Despite my previous post about the confusing recommendation in the Django documentation to use cmemcache as Python client library for memcached I decided to give it a try.
cmemcache is based on the C library libmemcache, but for some reason the author includes a patch for libmemcache that should be applied before compiling. The only problem is that this patch doesn’t work. After patching, compiling, and installing libmemcache and then installing cmemcache, any attempt to import the cmemcache module in your Python code comes back with this error:
ImportError: /usr/local/lib/libmemcache.so.0: undefined symbol: mcm_buf_len
I’m not the first one experiencing this issue, as can be seen here and here. One of the comments in the second link mentions another patch, which supposedly should work better than the original one. Despite having an icky feeling about it, I went ahead and installed libmemcache with the fishy patch as follows:
wget http://people.freebsd.org/~seanc/libmemcache/libmemcache-1.4.0.rc2.tar.bz2 tar xvfj libmemcache-1.4.0.rc2.tar.bz2 cd libmemcache-1.4.0.rc2/ wget --no-check-certificate https://svn.pardus.org.tr/pardus/devel/programming/libs/libmemcache/files/libmemcache.patch patch -p1 < libmemcache.patch sudo apt-get install automake1.9 ./configure && make sudo make install
The patch modifies the configure.ac file, which make first complained about, so I had to install automake1.9 before running make again. Once libmemcache is installed, cmemcache can be installed:
wget http://gijsbert.org/downloads/cmemcache/cmemcache-0.95.tar.bz2 tar xvfj cmemcache-0.95.tar.bz2 cd cmemcache-0.95/ sudo apt-get install python-dev sudo python setup.py install
I had to install the python-dev package first because cmemcache depends on Python.h provided by that package. Running the test.py test suite after this actually works better than with the official patch earlier, but one test fails even so:
Traceback (most recent call last):
File "test.py", line 254, in test_memcache
self._test_base(cmemcache,
cmemcache.StringClient(self.servers), ok=1)
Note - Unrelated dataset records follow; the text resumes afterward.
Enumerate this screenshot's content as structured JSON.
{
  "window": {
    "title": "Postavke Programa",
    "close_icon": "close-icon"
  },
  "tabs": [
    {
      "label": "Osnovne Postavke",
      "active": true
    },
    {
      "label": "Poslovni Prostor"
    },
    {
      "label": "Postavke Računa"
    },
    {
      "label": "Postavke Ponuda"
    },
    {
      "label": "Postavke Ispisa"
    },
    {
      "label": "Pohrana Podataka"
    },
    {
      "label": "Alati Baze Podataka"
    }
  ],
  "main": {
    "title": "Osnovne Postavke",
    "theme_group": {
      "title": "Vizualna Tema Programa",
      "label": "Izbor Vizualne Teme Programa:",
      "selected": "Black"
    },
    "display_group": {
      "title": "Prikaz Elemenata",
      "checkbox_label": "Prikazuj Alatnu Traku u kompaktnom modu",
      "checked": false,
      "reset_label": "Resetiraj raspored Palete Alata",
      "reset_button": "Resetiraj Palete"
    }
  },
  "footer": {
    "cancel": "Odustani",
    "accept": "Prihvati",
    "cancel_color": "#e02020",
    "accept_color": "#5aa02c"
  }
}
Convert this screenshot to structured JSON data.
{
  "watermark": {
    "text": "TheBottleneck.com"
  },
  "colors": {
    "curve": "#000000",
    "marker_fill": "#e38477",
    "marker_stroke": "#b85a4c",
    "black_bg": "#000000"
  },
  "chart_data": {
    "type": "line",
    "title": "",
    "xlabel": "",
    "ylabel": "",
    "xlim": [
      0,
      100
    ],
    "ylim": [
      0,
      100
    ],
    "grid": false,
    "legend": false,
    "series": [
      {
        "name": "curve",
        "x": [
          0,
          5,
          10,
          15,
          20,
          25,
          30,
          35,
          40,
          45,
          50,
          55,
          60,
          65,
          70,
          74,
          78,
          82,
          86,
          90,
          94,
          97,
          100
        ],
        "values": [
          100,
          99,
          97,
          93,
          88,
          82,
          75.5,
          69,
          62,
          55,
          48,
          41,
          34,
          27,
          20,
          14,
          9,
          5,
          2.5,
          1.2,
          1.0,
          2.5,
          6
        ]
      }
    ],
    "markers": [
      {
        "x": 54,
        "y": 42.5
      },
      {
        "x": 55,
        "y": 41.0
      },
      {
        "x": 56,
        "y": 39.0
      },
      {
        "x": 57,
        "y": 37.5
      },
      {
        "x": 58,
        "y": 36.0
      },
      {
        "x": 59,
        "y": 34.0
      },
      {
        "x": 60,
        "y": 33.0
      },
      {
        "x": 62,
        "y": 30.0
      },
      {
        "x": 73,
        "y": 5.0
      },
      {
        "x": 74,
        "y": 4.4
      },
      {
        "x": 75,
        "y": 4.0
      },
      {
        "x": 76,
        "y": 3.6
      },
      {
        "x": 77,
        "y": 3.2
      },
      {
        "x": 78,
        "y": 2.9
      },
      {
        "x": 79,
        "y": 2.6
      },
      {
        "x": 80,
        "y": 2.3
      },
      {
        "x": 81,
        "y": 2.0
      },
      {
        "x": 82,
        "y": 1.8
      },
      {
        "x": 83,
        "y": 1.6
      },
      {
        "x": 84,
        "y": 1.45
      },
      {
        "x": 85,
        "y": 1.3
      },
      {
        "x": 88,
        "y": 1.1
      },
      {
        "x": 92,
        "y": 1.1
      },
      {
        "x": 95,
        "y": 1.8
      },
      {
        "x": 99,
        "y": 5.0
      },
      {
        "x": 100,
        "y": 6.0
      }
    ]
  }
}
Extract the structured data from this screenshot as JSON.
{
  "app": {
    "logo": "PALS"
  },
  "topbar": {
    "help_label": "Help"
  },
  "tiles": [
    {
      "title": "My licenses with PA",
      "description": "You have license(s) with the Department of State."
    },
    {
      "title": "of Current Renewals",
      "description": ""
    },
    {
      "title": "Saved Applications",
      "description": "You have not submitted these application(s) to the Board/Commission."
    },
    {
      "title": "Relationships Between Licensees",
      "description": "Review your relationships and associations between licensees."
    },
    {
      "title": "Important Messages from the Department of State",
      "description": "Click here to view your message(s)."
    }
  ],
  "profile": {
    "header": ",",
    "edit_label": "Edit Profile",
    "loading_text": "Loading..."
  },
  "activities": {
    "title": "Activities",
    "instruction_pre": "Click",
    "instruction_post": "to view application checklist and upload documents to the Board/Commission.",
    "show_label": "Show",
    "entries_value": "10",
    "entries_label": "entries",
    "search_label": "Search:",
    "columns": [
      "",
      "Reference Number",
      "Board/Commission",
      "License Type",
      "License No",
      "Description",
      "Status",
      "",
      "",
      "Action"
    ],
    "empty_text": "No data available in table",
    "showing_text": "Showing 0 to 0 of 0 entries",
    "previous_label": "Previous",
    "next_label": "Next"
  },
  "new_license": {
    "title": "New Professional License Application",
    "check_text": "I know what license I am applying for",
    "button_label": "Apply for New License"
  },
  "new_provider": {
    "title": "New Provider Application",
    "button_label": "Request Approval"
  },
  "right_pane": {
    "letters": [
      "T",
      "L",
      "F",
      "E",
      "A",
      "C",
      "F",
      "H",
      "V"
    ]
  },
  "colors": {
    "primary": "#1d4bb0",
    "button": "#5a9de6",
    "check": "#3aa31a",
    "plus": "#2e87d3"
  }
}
File "test.py", line 132, in _test_base
self.failUnlessEqual(len(stats), 1)
AssertionError: 0 != 1
That being said, you can test cmemcache manually at this point and it actually seems to work a little bit (memcached should be running on localhost):
>>> import cmemcache
>>> c = cmemcache.StringClient(['127.0.0.1:11211'])
>>> c.set('testkey', 'testval')
1
>>> c.get('testkey')
'testval'
>>>
All things considered, this was a less than convincing experience with cmemcache, and the thought of running an unofficial and undocumented patch for an aging library in a production environment is not altogether appealing.
Update: See also my subsequent attempt of installing libmemcache through apt-get. Not really more successful, but easier at least.

9 responses so far ↓
Pawan Kumar // April 1, 2009 at 12:49
Thanks man! You suggestion worked for me.
devdoodles // April 1, 2009 at 13:35
You’re welcome.
If you’re using Ubuntu, you could consider installing libmemcache through apt-get too. The result seems to be the same, but it’s a bit easier to carry out. Good luck!
Byron Ruth // April 21, 2009 at 05:05
Worked for me. Thanks for the tips. I really need to learn C one of these days…
Installing memcached for use with Python and Django » Death of a Gremmie // June 14, 2009 at 06:17
[...] that are included with cmemcache, one of them fails. This is kind of disturbing. I’ve noticed at least one other blogger has run into [...]
Brian Neal // June 14, 2009 at 06:23
Hi -
Thank you for your blog post. I was able to get cmemcache running on Ubuntu 8.04 without any errors, but ran into that test failing also. I wrote a blog post about my experiences, see my link. Again, thanks for sharing your experience with this.
devdoodles // June 14, 2009 at 10:10
Thanks for the feedback! Personally I use python-memcached for small-scale deployments because of this hassle with cmemcache, but should speed become more of an issue I’d try cmemcache live for a while, and if it works without any issues then all is well I suppose.
Brian Neal // June 14, 2009 at 16:08
Sounds like a good strategy, I’ll have to look into python-memcached a bit more.
joe vasquez // September 2, 2009 at 05:37
new url for patch https://svn.pardus.org.tr/pardus/tags/2008.1/programming/libs/libmemcache/files/libmemcache.patch
devdoodles // September 2, 2009 at 05:52
Thanks, I’ve updated the link in the post!